Dans le cadre du cyclotour des tiers-lieux d’Ile-de-France, transonore a pu découvrir le Shakirail. Un des derniers ateliers d’artistes abordables dans le centre de Paris et qui tente de faire vivre le quartier.
« Vous avez devant vous les deux seules salariées et la seule salle aux normes du Shakirail.« Dans une grande pièce blanche éclairée de néons et lasers, héritiers des soirées de l’été, Emma et Mathilde donnent le ton de ce quatrième cyclotour des tiers lieux d’Île-de-France. Face à elles, une trentaine de porteurs de projets, curieux et cyclistes participants débordent de questions. Un squat légal ? Un tiers-lieux ? Des ateliers d’artistes ? Un peu tout à la fois, répond Mathilde, la responsable du site, qui revendique surtout « un lieu indépendant et ouvert à toutes et tous ».
À l’origine, ce grand bâtiment « pas franchement remarquable », qui borde les lignes de trains de la gare de l’Est, servait de local pour les cheminots. Abandonné et en friche, la SNCF craignait les risques d’intrusion, accentués par les problèmes de toxicomanie dans le quartier. Au début des années 2000, un cheminot-artiste y voit un énorme potentiel pour y installer des ateliers et propose alors à la compagnie ferroviaire de le céder à un collectif d’artistes. Treize ans plus tard, elle renouvelle toujours la convention d’occupation pour permettre à près de 80 artistes de bénéficier d’espaces de travail abordables en plein Paris.
Une opportunité unique pour les jeunes artistes à Paris
« Ici, vous pouvez louer un studio de musique pour 5€ de l’heure ou un studio de danse pour à peine 2,50€. À Paris, c’est très rare ! », appuie Mathilde.« Et en plus ce n’est pas du tout un loyer », ajoute Zeko, un artiste street art en résidence temporaire.

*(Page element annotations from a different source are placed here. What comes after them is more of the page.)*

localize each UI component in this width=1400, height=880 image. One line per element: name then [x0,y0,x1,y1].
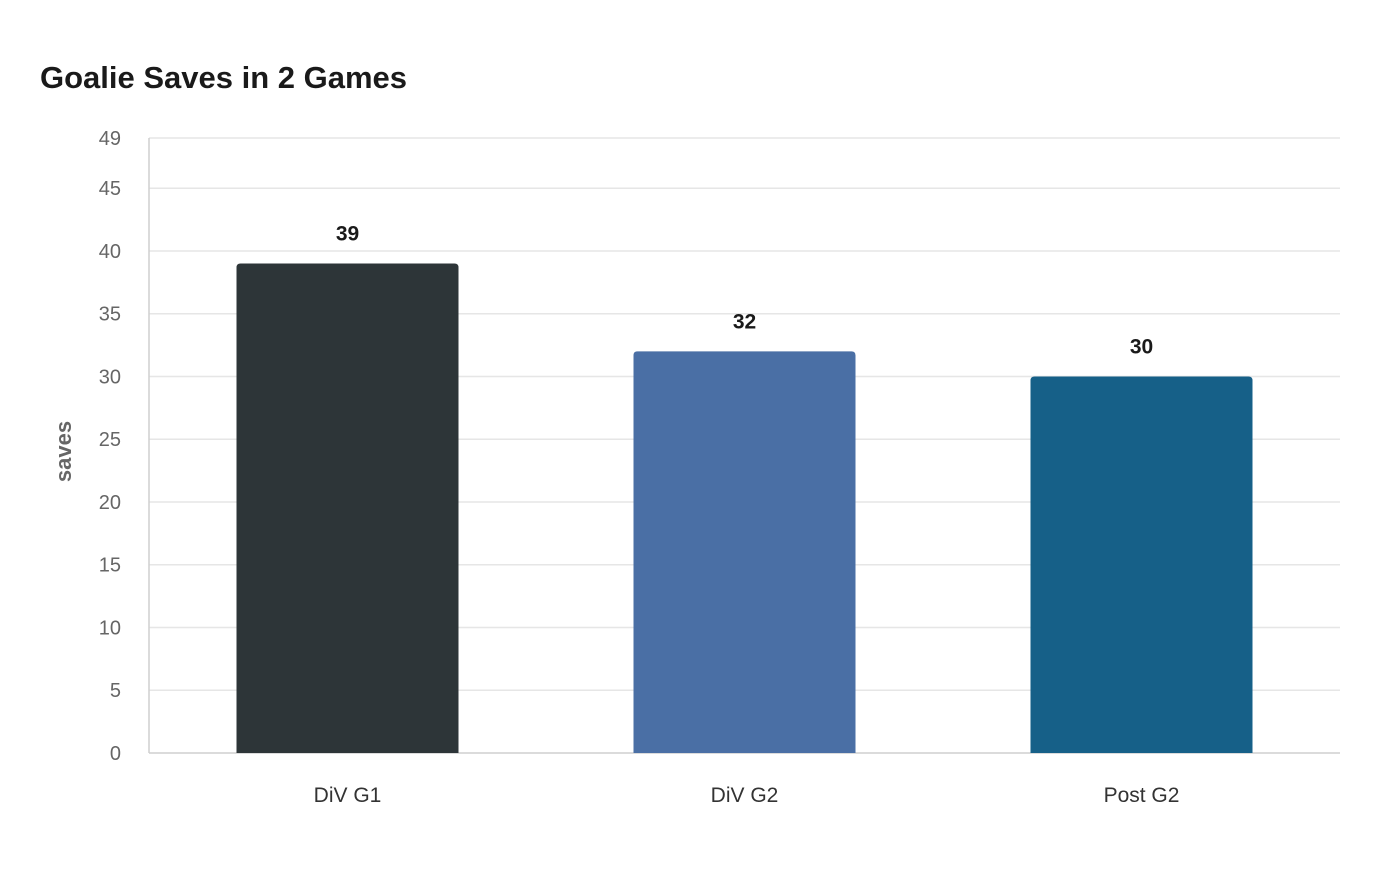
y-tick-label: 15 [99,555,121,577]
bar-value-label: 32 [733,310,756,333]
x-axis-categories: DiV G1 DiV G2 Post G2 [314,784,1180,807]
y-axis-title: saves [51,421,76,482]
y-tick-label: 45 [99,178,121,200]
x-category-label: DiV G1 [314,784,382,807]
bar [633,351,856,753]
y-tick-label: 49 [99,128,121,150]
y-axis-ticks: 0 5 10 15 20 25 30 35 40 45 49 [99,128,121,765]
y-tick-label: 5 [110,680,121,702]
y-tick-label: 30 [99,366,121,388]
bar-value-label: 30 [1130,335,1153,358]
bar-value-label: 39 [336,223,359,246]
y-tick-label: 40 [99,241,121,263]
y-tick-label: 35 [99,304,121,326]
data-labels: 39 32 30 [336,223,1153,359]
y-tick-label: 10 [99,617,121,639]
bar [1030,376,1253,753]
y-tick-label: 0 [110,743,121,765]
x-category-label: Post G2 [1104,784,1180,807]
bars [236,263,1253,753]
y-tick-label: 25 [99,429,121,451]
y-tick-label: 20 [99,492,121,514]
x-category-label: DiV G2 [711,784,779,807]
chart-title: Goalie Saves in 2 Games [40,60,408,95]
bar [236,263,459,753]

Après un appel à projet, il a occupé pendant trois mois un espace de l’atelier et se réjouit d’avoir ainsi pu vivre sa première résidence. « Dans Paris, il n’y a pas beaucoup d’opportunités et pour avoir un atelier, tu payes vite 300€ le mois, alors qu’ici, il s’agit seulement d’une adhésion à l’association de 50€. » Seule contrepartie : une gouvernance commune qui entraîne parfois des réunions à rallonge.
Avec ces différents ateliers presque autogérés et ses couloirs remplis d’œuvres d’art en pagaille, le Shakirail revendique un certain esprit « squat ». « Mais contrairement aux bâtiments illégaux d’artistes où tu as toujours le risque de te faire voler ou de perdre ton matériel, il y a ici un vrai cadre bénéfique », compare Zeko. En voie de professionnalisation, le graffeur a pu s’exercer au tag, aussi bien sur toile que sur les murs de l’espace commun qui lui avait été alloué. Au moment de partir, il a tout repeint en blanc pour « laisser le coin aussi propre qu’à l’arrivée ».

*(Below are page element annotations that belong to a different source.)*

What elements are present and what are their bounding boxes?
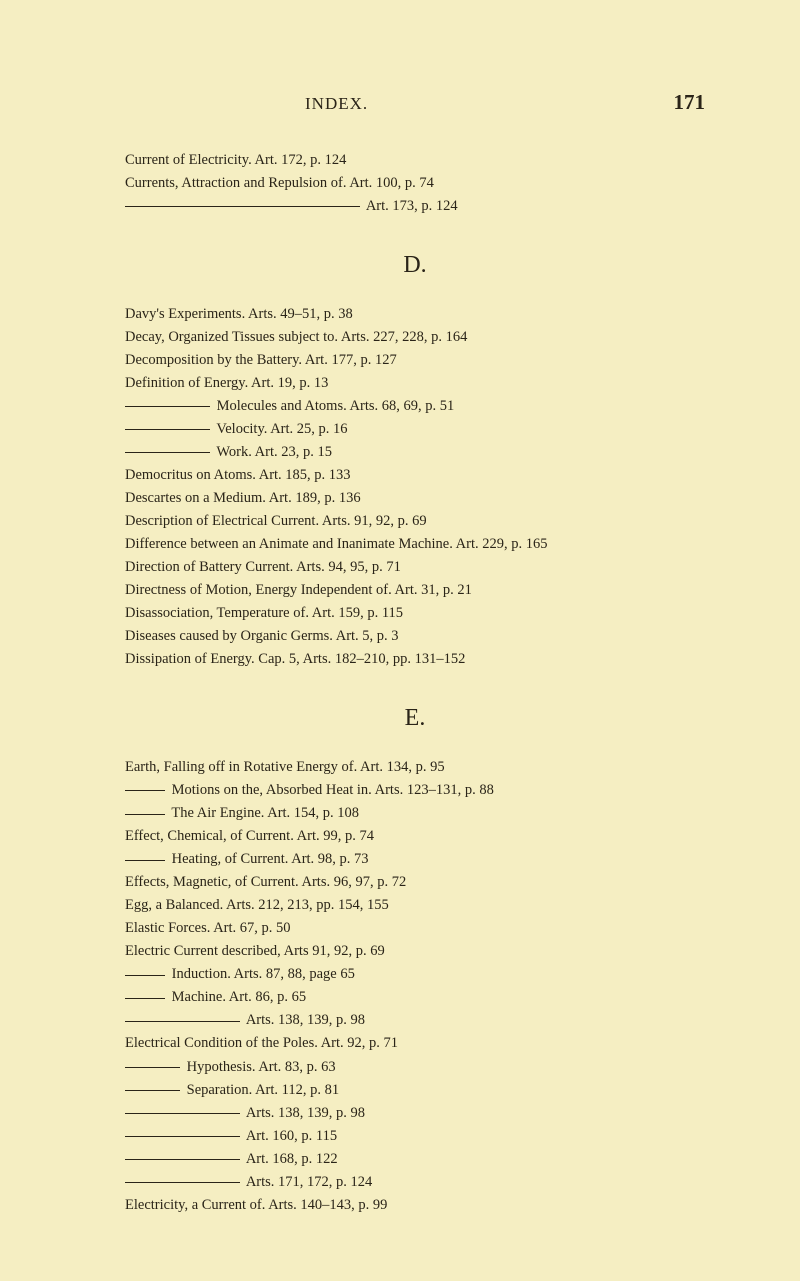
index-entry: Effect, Chemical, of Current. Art. 99, p… [125, 826, 705, 847]
index-subentry: Art. 160, p. 115 [125, 1126, 705, 1147]
index-entry: Disassociation, Temperature of. Art. 159… [125, 603, 705, 624]
index-entry: Effects, Magnetic, of Current. Arts. 96,… [125, 872, 705, 893]
index-subentry: Arts. 138, 139, p. 98 [125, 1103, 705, 1124]
index-subentry: Hypothesis. Art. 83, p. 63 [125, 1057, 705, 1078]
section-letter-d: D. [125, 252, 705, 279]
header-title: INDEX. [305, 94, 368, 114]
index-entry: Dissipation of Energy. Cap. 5, Arts. 182… [125, 649, 705, 670]
index-subentry: Separation. Art. 112, p. 81 [125, 1080, 705, 1101]
index-subentry: Motions on the, Absorbed Heat in. Arts. … [125, 780, 705, 801]
index-subentry: Work. Art. 23, p. 15 [125, 442, 705, 463]
index-entry: Definition of Energy. Art. 19, p. 13 [125, 373, 705, 394]
index-entry: Earth, Falling off in Rotative Energy of… [125, 757, 705, 778]
entries-block-e: Earth, Falling off in Rotative Energy of… [125, 757, 705, 1215]
page-number: 171 [674, 90, 706, 115]
page-header: INDEX. 171 [125, 90, 705, 115]
index-entry: Davy's Experiments. Arts. 49–51, p. 38 [125, 304, 705, 325]
index-subentry: Art. 168, p. 122 [125, 1149, 705, 1170]
index-entry: Elastic Forces. Art. 67, p. 50 [125, 918, 705, 939]
index-entry: Currents, Attraction and Repulsion of. A… [125, 173, 705, 194]
index-entry: Electricity, a Current of. Arts. 140–143… [125, 1195, 705, 1216]
index-entry: Electric Current described, Arts 91, 92,… [125, 941, 705, 962]
index-subentry: Heating, of Current. Art. 98, p. 73 [125, 849, 705, 870]
index-entry: Directness of Motion, Energy Independent… [125, 580, 705, 601]
index-subentry: Velocity. Art. 25, p. 16 [125, 419, 705, 440]
index-subentry: Induction. Arts. 87, 88, page 65 [125, 964, 705, 985]
index-entry: Descartes on a Medium. Art. 189, p. 136 [125, 488, 705, 509]
index-entry: Decomposition by the Battery. Art. 177, … [125, 350, 705, 371]
index-entry: Democritus on Atoms. Art. 185, p. 133 [125, 465, 705, 486]
index-subentry: Arts. 171, 172, p. 124 [125, 1172, 705, 1193]
index-subentry: Arts. 138, 139, p. 98 [125, 1010, 705, 1031]
index-entry: Difference between an Animate and Inanim… [125, 534, 705, 555]
index-entry: Direction of Battery Current. Arts. 94, … [125, 557, 705, 578]
index-subentry: The Air Engine. Art. 154, p. 108 [125, 803, 705, 824]
index-entry-continuation: Art. 173, p. 124 [125, 196, 705, 217]
index-subentry: Machine. Art. 86, p. 65 [125, 987, 705, 1008]
continuation-text: Art. 173, p. 124 [366, 198, 458, 214]
index-entry: Egg, a Balanced. Arts. 212, 213, pp. 154… [125, 895, 705, 916]
index-subentry: Molecules and Atoms. Arts. 68, 69, p. 51 [125, 396, 705, 417]
index-entry: Description of Electrical Current. Arts.… [125, 511, 705, 532]
section-letter-e: E. [125, 705, 705, 732]
index-entry: Diseases caused by Organic Germs. Art. 5… [125, 626, 705, 647]
index-entry: Current of Electricity. Art. 172, p. 124 [125, 150, 705, 171]
index-entry: Decay, Organized Tissues subject to. Art… [125, 327, 705, 348]
entries-block-d: Davy's Experiments. Arts. 49–51, p. 38 D… [125, 304, 705, 670]
index-entry: Electrical Condition of the Poles. Art. … [125, 1033, 705, 1054]
entries-block-c: Current of Electricity. Art. 172, p. 124… [125, 150, 705, 217]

Une succession d’ateliers aux allures d’expositions d’art
Pièces de céramiques empilées, vêtements en tout genre accrochés au mur, machines de toutes sortes… Tout autour, l’identité de chaque artiste s’exprime comme une exposition décousue et débordante. Il y a aussi bien des ateliers pour le travail du bois que de la bijouterie-joaillerie, des espaces de création théâtrale ou musicale que des jardins partagés. Un lieu modèle pour le collectif Curry-vavart qui a, en tout, aménagé et géré une quinzaine de lieux temporaires. « On bénéficie du quartier et on contribue aussi à valoriser son image », constate Mathilde, qui observe d’un mauvais œil le foisonnement tous azimuts de l’architecture temporaire, responsable parfois d’une certaine gentrification.
Pour rester un lieu ouvert sur le quartier, le Shakirail organise alors de nombreuses activités “hors les murs” avec des groupes scolaires ou d’habitants. Un comité de quartier vient par exemple de se constituer pour réfléchir collectivement aux usages possibles des bâtiments pour la collectivité. Ils auront en tout cas ce jour-là servi d’inspiration à la joyeuse troupe du cyclotour. À tel point qu’à la fin de la visite, le groupe, déjà en retard, peine à quitter les lieux, bloqué par une première pédale de vélo cassée.